NIGERIA: Irregularities and fraud have marred Nigeria's presidential elections, EU observers said yesterday as official results gave President Olusegun Obasanjo a spectacular victory.
At least 25 people have been killed in Africa's most populous country since the April 19th vote, which was dismissed by the main opposition party as "a huge joke".
"The presidential and a number of [governorship] elections were marred by serious irregularities and fraud - in a certain number of states, minimum standards for democratic elections were not met," the 118-strong EU observer team said.
"\ observers witnessed and obtained evidence of widespread election fraud in 13 states," the EU statement said.
The EU's verdict was much harsher than a report by Commonwealth observers that had boosted Mr Obasanjo, a prominent player in efforts to attract investment in return for better governance and fair elections.
"In most of the country conditions were such as to enable the will of the people to be expressed," said Mr Salim Ahmed Salim, head of the 22-member Commonwealth team.
Last night the opposition parties refused to sign off on the results.
Local politicians and police reported at least 25 deaths. The worst single incident was in central Benue state where opposition leaders said 18 of their supporters celebrating a local victory on Saturday were massacred by soldiers in the town of Adikpo. Police confirmed eight deaths there.
Separately, it was confirmed yesterday that gunmen attacked the car convoy of Mr Obasanjo's daughter Iyabo near the president's farm at Otta, outside Lagos, on Sunday night, killing four people. She was not in the car that was hit. State radio quoted national police as saying they suspected robbery as the motive.
With votes counted in 759 of 774 areas, Mr Obasanjo, a born-again Christian from southern Nigeria, had an unassailable lead with 24 million ballots, or 62 per cent of the vote, according to results released by the Independent National Electoral Commission (INEC).
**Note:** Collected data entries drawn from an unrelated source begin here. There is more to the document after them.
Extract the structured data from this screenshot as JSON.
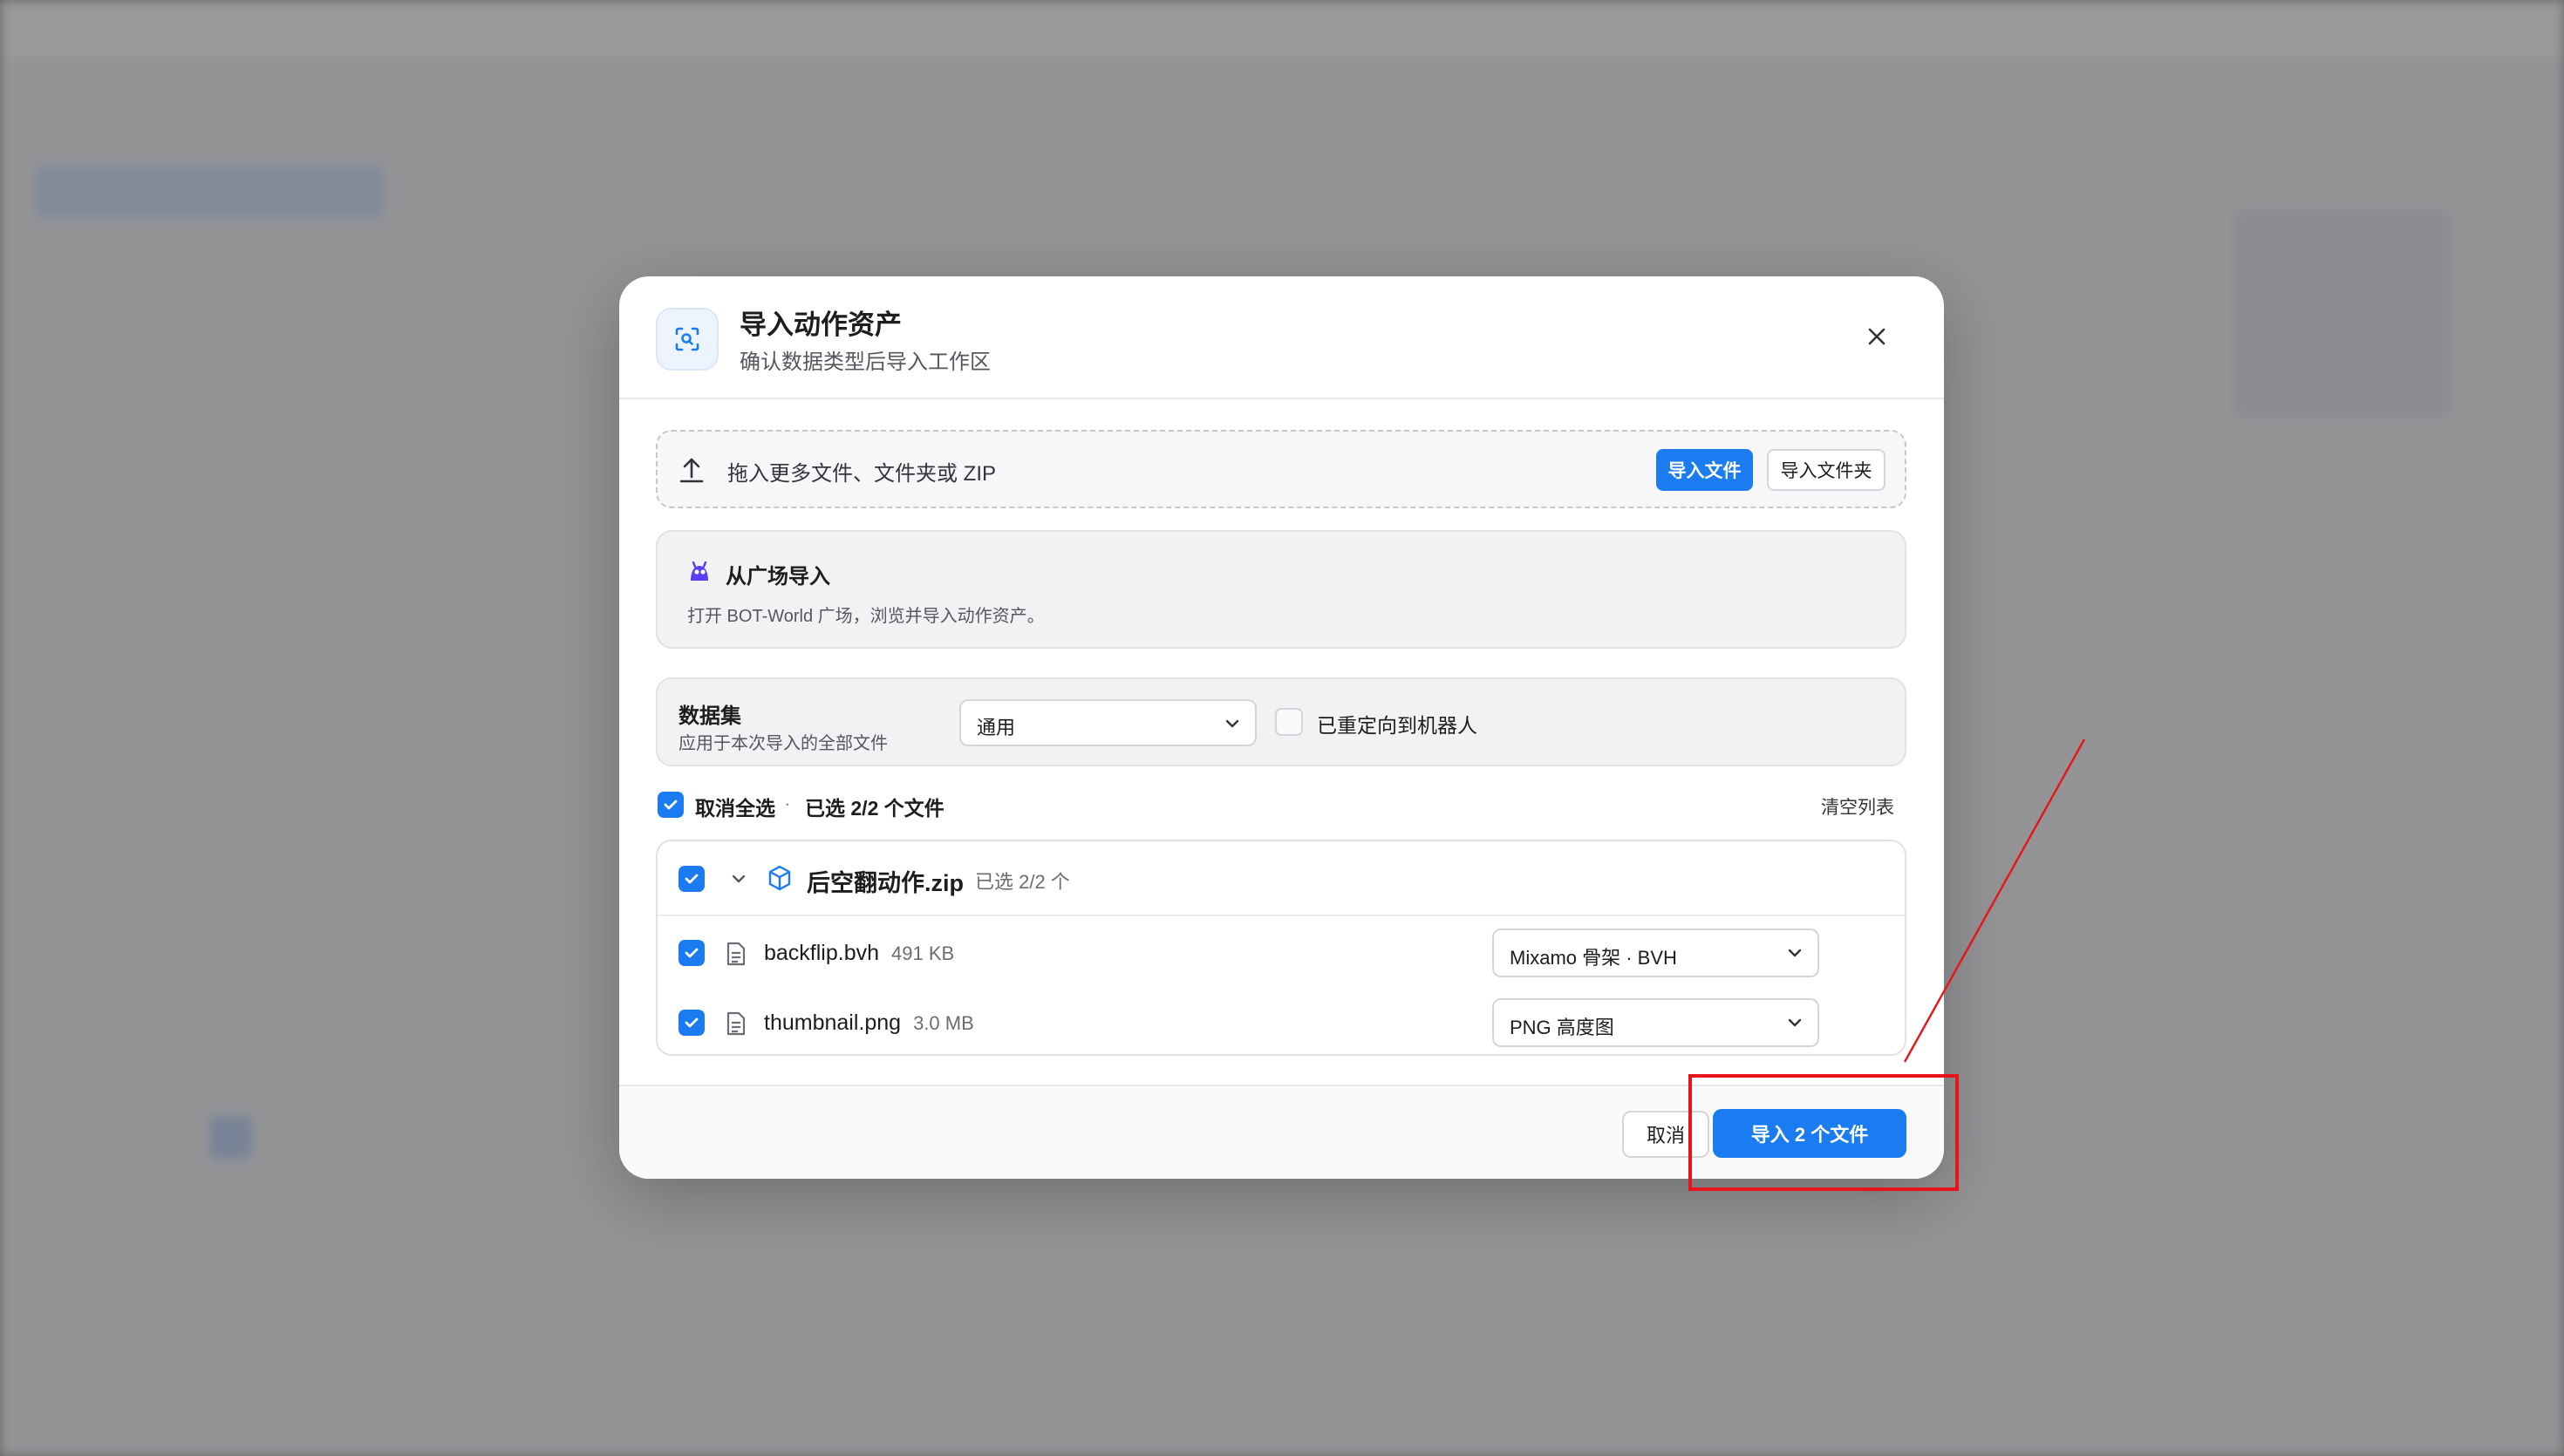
{
  "dialog": {
    "title": "导入动作资产",
    "subtitle": "确认数据类型后导入工作区"
  },
  "dropzone": {
    "text": "拖入更多文件、文件夹或 ZIP",
    "import_file_label": "导入文件",
    "import_folder_label": "导入文件夹"
  },
  "plaza": {
    "title": "从广场导入",
    "description": "打开 BOT-World 广场，浏览并导入动作资产。"
  },
  "dataset": {
    "label": "数据集",
    "sublabel": "应用于本次导入的全部文件",
    "selected": "通用",
    "redirect_label": "已重定向到机器人",
    "redirect_checked": false
  },
  "selection": {
    "toggle_label": "取消全选",
    "separator": "·",
    "count_text": "已选 2/2 个文件",
    "clear_label": "清空列表"
  },
  "archive": {
    "name": "后空翻动作.zip",
    "count_text": "已选 2/2 个",
    "checked": true,
    "files": [
      {
        "name": "backflip.bvh",
        "size": "491 KB",
        "type": "Mixamo 骨架 · BVH",
        "checked": true
      },
      {
        "name": "thumbnail.png",
        "size": "3.0 MB",
        "type": "PNG 高度图",
        "checked": true
      }
    ]
  },
  "footer": {
    "cancel_label": "取消",
    "import_label": "导入 2 个文件"
  },
  "colors": {
    "accent": "#1a7cf0",
    "annotation": "#e8141a"
  },
  "icons": {
    "header": "scan-search-icon",
    "close": "close-icon",
    "upload": "upload-icon",
    "plaza": "plaza-logo-icon",
    "archive": "package-icon",
    "file": "file-icon",
    "chevron": "chevron-down-icon",
    "check": "check-icon"
  }
}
Mr Obasanjo also met the second requirement for election by scoring at least 25 per cent of the vote in at least two-thirds of the 36 states and in the federal capital, Abuja.
The victory will be final when it is proclaimed by INEC chairman, Mr Abel Guobadia.
Mr Muhammadu Buhari, from the predominantly Muslim north of the world's eighth biggest oil exporter, had 12.4 million votes or 32 per cent.
The turnout was 65 per cent of the 61 million registered voters, a spectacular total for an African election.
Ironically, both Mr Obasanjo and Mr Buhari are ex-generals who have led military juntas in Nigeria.
Today he and Mr Buhari are born-again democrats and say they want to improve Nigeria's poor image with a successful transfer of power from one elected government to another.
According to the opposition and most foreign and local observers, that goal was not properly achieved in many areas of the west African nation in a series of elections for the National Assembly, state governors and the presidency.
"What we are doing is condemning the election in its entirety," Mr Augustus Aikhomu, a senior figure in Mr Buhari's All Nigeria People's Party (ANPP), said on state radio yesterday.